Threatened by shortages, electric car makers race for supplies of lithium for batteries
BEIJING — Threatened by possible shortages of lithium for electric car batteries, automakers are racing to lock in supplies of the once-obscure “white gold” in a politically and environmentally fraught competition from China to Nevada to Chile.
General Motors Co. and the parent company of China’s BYD Auto Ltd. went straight to the source and bought stakes in lithium miners, a rare step in an industry that relies on outside vendors for copper and other raw materials. Others are investing in lithium refining or ventures to recycle the silvery-white metal from used batteries.
A shortfall in lithium supplies would be an obstacle for government and industry plans to ramp up sales to tens of millions of electric vehicles a year. It is fueling political conflict over resources and complaints about the environmental cost of extracting them.
“We already have that risk” of not being able to get enough, said GM’s chief financial officer, Paul A. Jacobson, at a Deutsche Bank conference in mid-June.
“We’ve got to have partnerships with people that can get us the lithium in the form that we need,” Jacobson said.
Ford Motor Co. has signed contracts stretching up to 11 years into the future with lithium suppliers on two continents. Volkswagen AG and Honda Motor Co. are trying to reduce their need for freshly mined ore by forming recycling ventures.
Global lithium output is on track to triple this decade, but sales of electric SUVs, sports cars and sedans that rose 55% last year threaten to outrun that. Each battery requires about eight kilograms (17 pounds) of lithium, plus cobalt, nickel and other metals.

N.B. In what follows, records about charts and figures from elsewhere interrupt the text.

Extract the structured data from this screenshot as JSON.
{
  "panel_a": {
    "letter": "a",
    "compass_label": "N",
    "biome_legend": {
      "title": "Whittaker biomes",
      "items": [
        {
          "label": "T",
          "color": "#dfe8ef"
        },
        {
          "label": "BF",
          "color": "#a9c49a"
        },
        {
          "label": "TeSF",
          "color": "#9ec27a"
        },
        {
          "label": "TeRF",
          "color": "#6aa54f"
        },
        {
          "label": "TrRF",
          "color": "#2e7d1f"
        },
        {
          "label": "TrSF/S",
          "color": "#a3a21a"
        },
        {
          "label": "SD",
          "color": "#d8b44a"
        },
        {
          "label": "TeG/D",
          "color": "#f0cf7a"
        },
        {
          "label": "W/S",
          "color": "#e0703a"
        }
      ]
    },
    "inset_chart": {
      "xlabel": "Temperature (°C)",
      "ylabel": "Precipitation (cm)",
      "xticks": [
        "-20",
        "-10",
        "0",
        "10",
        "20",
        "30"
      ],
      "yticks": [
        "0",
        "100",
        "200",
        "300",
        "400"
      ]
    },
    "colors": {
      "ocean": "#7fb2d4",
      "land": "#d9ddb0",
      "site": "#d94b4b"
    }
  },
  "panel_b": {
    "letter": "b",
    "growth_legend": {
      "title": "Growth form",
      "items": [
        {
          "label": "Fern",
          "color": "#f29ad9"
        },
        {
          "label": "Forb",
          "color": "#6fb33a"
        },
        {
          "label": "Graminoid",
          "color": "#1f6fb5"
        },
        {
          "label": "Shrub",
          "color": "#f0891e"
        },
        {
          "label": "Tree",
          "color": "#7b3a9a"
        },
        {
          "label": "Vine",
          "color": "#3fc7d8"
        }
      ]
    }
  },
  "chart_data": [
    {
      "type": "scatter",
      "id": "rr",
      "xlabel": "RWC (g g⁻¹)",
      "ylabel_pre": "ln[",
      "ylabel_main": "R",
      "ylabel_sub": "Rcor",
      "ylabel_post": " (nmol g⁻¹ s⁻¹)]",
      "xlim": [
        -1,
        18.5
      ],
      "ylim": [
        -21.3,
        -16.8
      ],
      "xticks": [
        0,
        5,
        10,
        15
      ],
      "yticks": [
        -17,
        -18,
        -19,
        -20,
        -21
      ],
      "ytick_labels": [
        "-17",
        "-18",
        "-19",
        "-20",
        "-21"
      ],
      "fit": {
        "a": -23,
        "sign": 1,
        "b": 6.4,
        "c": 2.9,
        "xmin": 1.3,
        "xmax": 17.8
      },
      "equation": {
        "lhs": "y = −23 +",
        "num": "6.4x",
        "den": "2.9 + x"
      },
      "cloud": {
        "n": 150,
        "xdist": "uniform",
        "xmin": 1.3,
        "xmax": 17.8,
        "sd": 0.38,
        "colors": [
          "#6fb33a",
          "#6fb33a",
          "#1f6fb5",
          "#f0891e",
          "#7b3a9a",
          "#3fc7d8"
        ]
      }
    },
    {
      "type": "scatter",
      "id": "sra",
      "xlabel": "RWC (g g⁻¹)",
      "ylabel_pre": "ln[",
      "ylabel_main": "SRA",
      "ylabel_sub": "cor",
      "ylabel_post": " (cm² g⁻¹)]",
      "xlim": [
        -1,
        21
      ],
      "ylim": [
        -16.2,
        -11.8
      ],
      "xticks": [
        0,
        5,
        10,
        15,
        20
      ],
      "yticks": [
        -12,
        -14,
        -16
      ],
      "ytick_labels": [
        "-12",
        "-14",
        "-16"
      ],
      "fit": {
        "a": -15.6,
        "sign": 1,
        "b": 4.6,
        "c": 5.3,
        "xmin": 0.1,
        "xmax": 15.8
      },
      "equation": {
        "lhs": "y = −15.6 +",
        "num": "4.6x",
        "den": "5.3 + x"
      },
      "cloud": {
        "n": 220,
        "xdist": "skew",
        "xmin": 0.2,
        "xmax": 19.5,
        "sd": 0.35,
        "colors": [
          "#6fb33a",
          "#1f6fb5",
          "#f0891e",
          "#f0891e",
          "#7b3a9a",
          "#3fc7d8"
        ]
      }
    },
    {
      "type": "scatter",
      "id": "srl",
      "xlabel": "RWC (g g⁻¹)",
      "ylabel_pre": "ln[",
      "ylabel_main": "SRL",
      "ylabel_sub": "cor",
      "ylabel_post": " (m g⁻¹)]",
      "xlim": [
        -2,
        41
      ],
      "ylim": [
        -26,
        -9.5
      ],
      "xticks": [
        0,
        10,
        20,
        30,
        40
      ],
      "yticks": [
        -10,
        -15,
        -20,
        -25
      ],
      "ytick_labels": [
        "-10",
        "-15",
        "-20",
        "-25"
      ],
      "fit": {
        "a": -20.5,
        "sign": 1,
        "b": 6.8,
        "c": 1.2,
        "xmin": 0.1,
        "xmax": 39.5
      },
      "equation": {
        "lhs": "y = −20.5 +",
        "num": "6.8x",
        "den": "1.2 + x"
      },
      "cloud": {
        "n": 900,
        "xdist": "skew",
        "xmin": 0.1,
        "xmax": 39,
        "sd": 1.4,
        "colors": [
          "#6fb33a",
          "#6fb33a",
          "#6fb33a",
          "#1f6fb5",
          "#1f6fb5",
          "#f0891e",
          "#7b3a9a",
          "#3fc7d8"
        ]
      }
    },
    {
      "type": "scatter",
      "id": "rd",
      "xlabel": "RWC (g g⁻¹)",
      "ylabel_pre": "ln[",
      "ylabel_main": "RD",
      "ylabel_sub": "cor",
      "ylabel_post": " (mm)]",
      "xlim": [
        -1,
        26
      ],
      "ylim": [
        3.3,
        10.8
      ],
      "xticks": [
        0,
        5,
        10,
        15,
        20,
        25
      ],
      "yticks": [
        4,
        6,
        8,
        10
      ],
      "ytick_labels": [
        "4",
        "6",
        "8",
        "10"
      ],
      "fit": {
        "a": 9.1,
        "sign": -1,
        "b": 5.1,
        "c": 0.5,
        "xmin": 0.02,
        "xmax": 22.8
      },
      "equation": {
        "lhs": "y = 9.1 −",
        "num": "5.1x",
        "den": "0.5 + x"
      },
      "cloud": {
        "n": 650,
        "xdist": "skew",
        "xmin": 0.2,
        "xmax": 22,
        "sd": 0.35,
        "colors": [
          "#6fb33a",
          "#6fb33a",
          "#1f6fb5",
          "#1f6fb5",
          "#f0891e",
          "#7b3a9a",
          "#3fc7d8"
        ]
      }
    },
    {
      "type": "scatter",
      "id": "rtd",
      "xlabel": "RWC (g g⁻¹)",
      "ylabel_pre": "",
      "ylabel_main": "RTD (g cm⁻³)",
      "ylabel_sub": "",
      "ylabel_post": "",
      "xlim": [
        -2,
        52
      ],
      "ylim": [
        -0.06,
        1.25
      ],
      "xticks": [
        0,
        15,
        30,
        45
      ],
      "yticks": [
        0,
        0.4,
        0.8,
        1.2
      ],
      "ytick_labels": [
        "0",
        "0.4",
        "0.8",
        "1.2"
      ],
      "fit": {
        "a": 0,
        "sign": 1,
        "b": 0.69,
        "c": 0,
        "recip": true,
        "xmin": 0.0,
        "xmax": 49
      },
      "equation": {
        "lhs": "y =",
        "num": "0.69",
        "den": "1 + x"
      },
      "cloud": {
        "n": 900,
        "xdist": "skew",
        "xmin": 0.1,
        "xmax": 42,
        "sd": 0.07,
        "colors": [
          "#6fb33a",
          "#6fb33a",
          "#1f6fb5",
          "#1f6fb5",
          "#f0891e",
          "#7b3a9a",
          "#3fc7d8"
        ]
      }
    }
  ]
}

“There will be a shortage of EV battery supplies,” said Joshua Cobb, senior auto analyst for BMI.
Adding to uncertainty, lithium has emerged as another conflict in strained U.S.-Chinese relations.
Beijing, Washington and other governments see metal supplies for electric vehicles as a strategic issue and are tightening controls on access. Canada ordered three Chinese companies last year to sell lithium mining assets on security grounds.
Other governments including Indonesia, Chile and Zimbabwe are trying to maximize their return on deposits of lithium, cobalt and nickel by requiring miners to invest in refining and processing before they can export.
GM is buying direct access to lithium by investing $650 million in the Canadian developer of a Nevada mine that is the biggest U.S. source. In return, GM says it will get enough for 1 million vehicles a year.
Conservationists and American Indians are asking a federal court to block development of the Nevada mine, which the Biden administration has embraced as part of its clean energy agenda. Opponents say it might poison water supplies and soil and pollute nesting grounds for birds.
“Securing metals must not come at a sacrifice to the environment,” said a U.S. group, the Natural Resources Defense Council, in a report last year.
BYD Auto’s parent company, battery maker BYD Co., has announced more than $5 billion in investments in lithium mining and refining over the past 18 months.
Most are in China, but BYD also is promising to spend $290 million on a processing facility in Chile, one of the biggest lithium producers. In exchange, BYD is allowed to buy lithium from Chilean miners at a discount.
At home, BYD announced last year it would invest 28.5 billion yuan ($4.2 billion) in a venture to produce 100,000 tons of lithium carbonate a year in the eastern city of Yichun.
Another Chinese automaker, NIO Inc., bought 12% of Australian lithium miner Greenwing Resources Ltd. last year for 12 million Australian dollars ($8.1 million).
Despite rising output, the industry may face shortages of lithium and cobalt as early as 2025 if enough isn’t invested in production, according to Leonardo Paoli and Timur Gul of the International Energy Agency.
Automakers might be putting in their own money to reassure “notoriously risk-averse” miners, according to Alastair Bedwell of GlobalData. He said miners are reluctant to “go all out” on lithium until they are sure the industry won’t switch to batteries made with other metals.
Even if they do, developing lithium sources is a yearslong process.
Mines that came online in 2010-19 took on average more than 16 years from discovery to the start of production, according to Paoli and Gul of the IEA.